Leon “Poldek” Rytz was born in 1927 in the small Polish town of Warka. When he was still a baby, the seven-member Rychwold family – Rytz changed his name later – relocated to Warsaw, where father Szlomo co-owned and managed a tea import company. However, by 1939, his father, pressed into service to the Polish Cavalry, was killed, leaving mother Lea alone to raise their five children just as the Nazis occupied Warsaw.

Rytz was eventually among the many Jews captured and taken to the Warsaw Umschlagsplatz, a square located near the Jewish Ghetto. There, he says, “I found myself together with a lot of other horror-filled children”.

The mass transport of Warsaw’s Jews, the Grossaktion Warsaw, began on July 22, 1942, when Jews were deported on packed freight cars largely to the brand-new Treblinka death camp, located northeast of Warsaw. The deportations from Warsaw continued until the uprising when most of the ghetto – and its Jews – were decimated.

Treblinka continued operating through October 19, 1943, and according to historians, as many as 10 000 Jews were deported from Warsaw to the camp per day. Up to 900 000 Jews were murdered in the gas chambers there, along with some 2 000 Romani.

After his capture in Warsaw, Rytz was transported south, to the Majdanek death camp, where he stayed for a few days. He was then again forced onto a train and taken to Treblinka.

“When I arrived to the camp by train, a man by the name of Jozef Kaufman, who was a friend of my father before the war, recognised me and pulled me out of the line of people leaving the train. He told me: ‘If you go with them, you will be dead within 24 hours,’” recounts Rytz.

Some time after Rytz’s arrival, Kaufman told him that they must escape Treblinka to survive. No easy task, with Nazi guards and “cruel” Ukrainian and Lithuanian soldiers, who “killed people in the line just if they stopped,” says Rytz.

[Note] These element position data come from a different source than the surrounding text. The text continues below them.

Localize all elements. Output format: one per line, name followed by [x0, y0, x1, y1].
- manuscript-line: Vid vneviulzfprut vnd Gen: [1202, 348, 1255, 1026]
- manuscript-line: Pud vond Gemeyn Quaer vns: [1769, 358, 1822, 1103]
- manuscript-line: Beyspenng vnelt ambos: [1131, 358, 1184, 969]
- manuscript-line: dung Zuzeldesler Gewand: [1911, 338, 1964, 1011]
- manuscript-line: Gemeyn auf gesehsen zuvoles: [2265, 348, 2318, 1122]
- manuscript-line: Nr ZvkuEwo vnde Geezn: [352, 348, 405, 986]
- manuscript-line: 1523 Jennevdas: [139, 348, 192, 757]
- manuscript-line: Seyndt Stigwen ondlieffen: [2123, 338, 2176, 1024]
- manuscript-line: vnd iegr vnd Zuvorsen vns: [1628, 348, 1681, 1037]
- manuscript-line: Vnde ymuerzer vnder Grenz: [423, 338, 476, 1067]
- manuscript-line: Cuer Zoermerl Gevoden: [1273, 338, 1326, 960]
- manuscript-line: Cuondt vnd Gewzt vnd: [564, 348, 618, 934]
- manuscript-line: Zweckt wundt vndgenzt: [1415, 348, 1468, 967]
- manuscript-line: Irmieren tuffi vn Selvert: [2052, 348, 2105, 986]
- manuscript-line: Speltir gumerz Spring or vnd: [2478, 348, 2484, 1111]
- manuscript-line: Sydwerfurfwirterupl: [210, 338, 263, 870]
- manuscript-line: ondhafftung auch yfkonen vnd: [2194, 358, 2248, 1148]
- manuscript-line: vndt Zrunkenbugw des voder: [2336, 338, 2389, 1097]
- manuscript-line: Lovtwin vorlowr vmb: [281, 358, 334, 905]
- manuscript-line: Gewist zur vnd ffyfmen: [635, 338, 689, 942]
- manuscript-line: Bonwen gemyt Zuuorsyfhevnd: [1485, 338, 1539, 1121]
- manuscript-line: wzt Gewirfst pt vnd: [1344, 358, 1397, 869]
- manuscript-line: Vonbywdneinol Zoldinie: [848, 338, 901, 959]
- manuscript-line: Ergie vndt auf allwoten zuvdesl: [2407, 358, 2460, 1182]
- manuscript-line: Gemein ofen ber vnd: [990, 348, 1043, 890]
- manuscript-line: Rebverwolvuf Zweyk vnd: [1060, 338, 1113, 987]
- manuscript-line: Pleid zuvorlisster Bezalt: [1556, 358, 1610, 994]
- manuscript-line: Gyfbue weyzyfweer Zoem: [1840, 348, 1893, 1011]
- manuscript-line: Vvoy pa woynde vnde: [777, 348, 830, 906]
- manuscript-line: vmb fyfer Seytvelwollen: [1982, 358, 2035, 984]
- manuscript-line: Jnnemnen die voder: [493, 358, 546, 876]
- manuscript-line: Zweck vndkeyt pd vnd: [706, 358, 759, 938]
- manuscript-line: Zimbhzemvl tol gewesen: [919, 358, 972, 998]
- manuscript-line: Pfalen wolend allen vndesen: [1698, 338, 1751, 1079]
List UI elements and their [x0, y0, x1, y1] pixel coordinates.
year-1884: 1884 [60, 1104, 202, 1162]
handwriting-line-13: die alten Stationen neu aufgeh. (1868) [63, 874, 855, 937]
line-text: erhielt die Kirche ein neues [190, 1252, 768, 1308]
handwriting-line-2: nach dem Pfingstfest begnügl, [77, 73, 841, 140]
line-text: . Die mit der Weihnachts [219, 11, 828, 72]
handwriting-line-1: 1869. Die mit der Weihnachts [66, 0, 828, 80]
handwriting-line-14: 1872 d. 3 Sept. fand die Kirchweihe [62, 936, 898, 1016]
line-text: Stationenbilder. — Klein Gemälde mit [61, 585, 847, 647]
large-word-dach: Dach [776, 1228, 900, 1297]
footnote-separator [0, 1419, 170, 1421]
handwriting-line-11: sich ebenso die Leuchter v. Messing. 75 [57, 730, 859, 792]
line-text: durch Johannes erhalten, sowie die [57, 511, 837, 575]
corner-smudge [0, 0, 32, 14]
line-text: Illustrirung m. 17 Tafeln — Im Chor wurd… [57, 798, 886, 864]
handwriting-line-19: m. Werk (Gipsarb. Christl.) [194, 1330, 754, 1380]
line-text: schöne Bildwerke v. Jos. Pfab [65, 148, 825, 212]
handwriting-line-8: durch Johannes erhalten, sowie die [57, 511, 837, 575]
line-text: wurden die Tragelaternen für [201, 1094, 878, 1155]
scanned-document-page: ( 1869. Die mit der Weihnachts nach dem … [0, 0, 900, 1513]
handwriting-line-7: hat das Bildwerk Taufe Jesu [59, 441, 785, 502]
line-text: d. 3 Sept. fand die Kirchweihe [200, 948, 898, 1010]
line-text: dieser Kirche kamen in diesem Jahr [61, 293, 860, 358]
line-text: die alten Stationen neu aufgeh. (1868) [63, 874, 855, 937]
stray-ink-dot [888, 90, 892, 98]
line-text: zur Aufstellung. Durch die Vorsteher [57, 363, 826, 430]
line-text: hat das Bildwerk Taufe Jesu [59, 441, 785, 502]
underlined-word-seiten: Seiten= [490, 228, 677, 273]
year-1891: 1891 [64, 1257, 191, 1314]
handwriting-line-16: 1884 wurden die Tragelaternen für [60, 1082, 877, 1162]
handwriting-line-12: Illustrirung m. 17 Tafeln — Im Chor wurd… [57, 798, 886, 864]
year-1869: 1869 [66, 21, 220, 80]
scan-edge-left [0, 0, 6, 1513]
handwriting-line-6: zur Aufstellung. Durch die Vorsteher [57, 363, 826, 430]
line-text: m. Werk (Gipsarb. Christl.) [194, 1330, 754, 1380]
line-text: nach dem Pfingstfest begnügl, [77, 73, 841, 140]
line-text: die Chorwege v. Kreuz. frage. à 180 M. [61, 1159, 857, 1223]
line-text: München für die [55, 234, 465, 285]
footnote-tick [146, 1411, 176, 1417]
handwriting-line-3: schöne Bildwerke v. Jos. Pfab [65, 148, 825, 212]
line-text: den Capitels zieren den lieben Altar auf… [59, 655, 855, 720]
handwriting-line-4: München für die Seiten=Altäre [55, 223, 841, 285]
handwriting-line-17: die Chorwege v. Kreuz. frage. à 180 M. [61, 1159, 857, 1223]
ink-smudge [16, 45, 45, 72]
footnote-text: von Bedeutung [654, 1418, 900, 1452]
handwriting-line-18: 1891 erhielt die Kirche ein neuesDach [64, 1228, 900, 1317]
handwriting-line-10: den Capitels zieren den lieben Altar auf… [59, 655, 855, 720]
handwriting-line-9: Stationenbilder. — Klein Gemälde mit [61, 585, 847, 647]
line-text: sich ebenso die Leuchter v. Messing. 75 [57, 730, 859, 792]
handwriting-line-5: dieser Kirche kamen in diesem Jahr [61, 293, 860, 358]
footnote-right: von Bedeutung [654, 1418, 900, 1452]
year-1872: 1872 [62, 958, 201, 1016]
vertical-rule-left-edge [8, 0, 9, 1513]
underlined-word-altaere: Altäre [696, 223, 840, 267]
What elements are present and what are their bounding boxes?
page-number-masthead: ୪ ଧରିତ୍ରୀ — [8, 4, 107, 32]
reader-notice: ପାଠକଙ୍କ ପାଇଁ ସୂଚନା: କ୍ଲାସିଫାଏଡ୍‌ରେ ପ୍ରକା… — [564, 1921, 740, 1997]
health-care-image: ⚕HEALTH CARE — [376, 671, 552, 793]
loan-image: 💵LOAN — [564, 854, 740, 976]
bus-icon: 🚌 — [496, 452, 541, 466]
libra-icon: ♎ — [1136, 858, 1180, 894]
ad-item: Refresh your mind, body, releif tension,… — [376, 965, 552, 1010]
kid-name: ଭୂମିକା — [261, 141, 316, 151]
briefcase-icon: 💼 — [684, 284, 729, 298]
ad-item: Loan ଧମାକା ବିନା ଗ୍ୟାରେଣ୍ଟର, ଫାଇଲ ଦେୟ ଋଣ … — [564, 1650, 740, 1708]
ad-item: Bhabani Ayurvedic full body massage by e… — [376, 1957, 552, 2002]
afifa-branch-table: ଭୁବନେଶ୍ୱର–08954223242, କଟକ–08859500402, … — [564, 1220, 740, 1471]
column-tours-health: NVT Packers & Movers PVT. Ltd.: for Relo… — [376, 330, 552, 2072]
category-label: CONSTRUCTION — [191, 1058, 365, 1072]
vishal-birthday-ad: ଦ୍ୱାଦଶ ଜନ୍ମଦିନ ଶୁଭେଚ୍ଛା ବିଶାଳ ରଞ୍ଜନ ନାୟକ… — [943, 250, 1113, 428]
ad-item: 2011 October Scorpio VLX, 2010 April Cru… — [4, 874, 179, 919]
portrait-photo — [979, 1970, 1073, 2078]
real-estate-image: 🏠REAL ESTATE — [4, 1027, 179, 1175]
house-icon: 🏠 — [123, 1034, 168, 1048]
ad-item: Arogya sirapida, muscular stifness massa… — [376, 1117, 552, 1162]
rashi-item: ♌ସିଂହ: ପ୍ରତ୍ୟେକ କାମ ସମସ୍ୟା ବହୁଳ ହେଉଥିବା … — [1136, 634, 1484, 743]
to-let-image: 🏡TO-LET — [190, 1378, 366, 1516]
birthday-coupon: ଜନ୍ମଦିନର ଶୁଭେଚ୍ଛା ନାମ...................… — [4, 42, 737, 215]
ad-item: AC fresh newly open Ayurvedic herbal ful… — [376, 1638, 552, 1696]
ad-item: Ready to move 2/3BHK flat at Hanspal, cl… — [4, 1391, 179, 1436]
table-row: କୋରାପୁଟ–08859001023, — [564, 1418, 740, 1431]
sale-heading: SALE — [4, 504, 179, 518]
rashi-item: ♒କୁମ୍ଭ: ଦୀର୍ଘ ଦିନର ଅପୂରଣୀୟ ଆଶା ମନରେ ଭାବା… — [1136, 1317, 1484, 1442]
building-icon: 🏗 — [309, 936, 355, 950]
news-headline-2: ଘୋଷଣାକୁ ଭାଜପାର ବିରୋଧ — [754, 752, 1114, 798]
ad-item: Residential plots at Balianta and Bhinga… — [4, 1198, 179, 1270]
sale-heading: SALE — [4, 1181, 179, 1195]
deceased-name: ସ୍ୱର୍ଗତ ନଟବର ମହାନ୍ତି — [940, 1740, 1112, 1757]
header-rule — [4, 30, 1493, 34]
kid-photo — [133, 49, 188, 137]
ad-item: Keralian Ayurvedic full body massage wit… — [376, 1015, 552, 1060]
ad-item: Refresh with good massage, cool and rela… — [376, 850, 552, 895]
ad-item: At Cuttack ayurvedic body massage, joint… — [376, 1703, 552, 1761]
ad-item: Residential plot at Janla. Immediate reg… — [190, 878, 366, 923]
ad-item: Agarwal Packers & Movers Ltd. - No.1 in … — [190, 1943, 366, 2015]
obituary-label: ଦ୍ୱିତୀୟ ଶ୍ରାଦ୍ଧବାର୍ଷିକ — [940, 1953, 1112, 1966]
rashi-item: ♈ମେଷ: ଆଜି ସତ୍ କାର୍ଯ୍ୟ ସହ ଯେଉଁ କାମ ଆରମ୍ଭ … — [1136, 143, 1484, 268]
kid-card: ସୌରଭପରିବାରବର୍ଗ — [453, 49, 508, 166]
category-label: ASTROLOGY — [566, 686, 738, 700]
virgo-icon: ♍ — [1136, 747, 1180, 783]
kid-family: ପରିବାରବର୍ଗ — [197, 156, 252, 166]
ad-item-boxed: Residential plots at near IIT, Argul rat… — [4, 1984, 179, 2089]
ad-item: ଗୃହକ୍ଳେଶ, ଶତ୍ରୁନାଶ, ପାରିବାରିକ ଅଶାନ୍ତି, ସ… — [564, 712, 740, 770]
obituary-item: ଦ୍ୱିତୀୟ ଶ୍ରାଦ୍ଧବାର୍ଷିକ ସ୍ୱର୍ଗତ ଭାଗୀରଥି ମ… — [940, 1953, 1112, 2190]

Rytz, Kaufman and another man jumped from a train taking them to another death camp.

After a few nights in a forest, the pair joined the Polish partisans, with whom they participated in different missions with the goal of blowing up railway lines and bridges.

“After some days we received word that the partisans were planning to kill us, as they too did not like us Jews,” writes Rytz.

The pair escaped the partisans, but were soon captured again and taken to a forced labour camp in the German-occupied town of Skarżysko-Kamienna, about 150 kilometres south of Warsaw.

At the labour camp Kaufman and Rytz decided to attempt another escape, through a sewer, and also with a third prisoner.

“The spotlight fell on the first man who came out of the sewer pipe, and he was shot. As we came out, we raised our hands so we were captured and taken back to the camp,” writes Rytz.

In 1944, as the Russians encroached on Nazi-occupied territory, Rytz was transported to Czestochowa and then to Germany, to the Buchenwald subcamp Dora-Nordhausen. On the way to Buchenwald, Rytz was separated from his protector and companion, Kaufman.

In February 1945 Rytz was taken 300 kilometres away to Bergen-Belsen, where he was placed among the Russian prisoners of war. Ahead of Bergen-Belsen’s April 1945 liberation by British forces, Rytz had already left the camp, taking advantage of the increasingly “chaotic” situation.

In the spring of 1945, a co-operation of some 300 Swedish Red Cross and Danish government workers set about rescuing prisoners from concentration camps. In Sweden, Rytz, along with other Jewish youth, was put under the protection of the Zionist organisation Hechalutz (the Pioneer) and sent to a “Kibbutz school” to prepare for resettlement in British Mandate Palestine.

Rytz stayed in Sweden, where he worked in textile and eventually established his own company in 1955.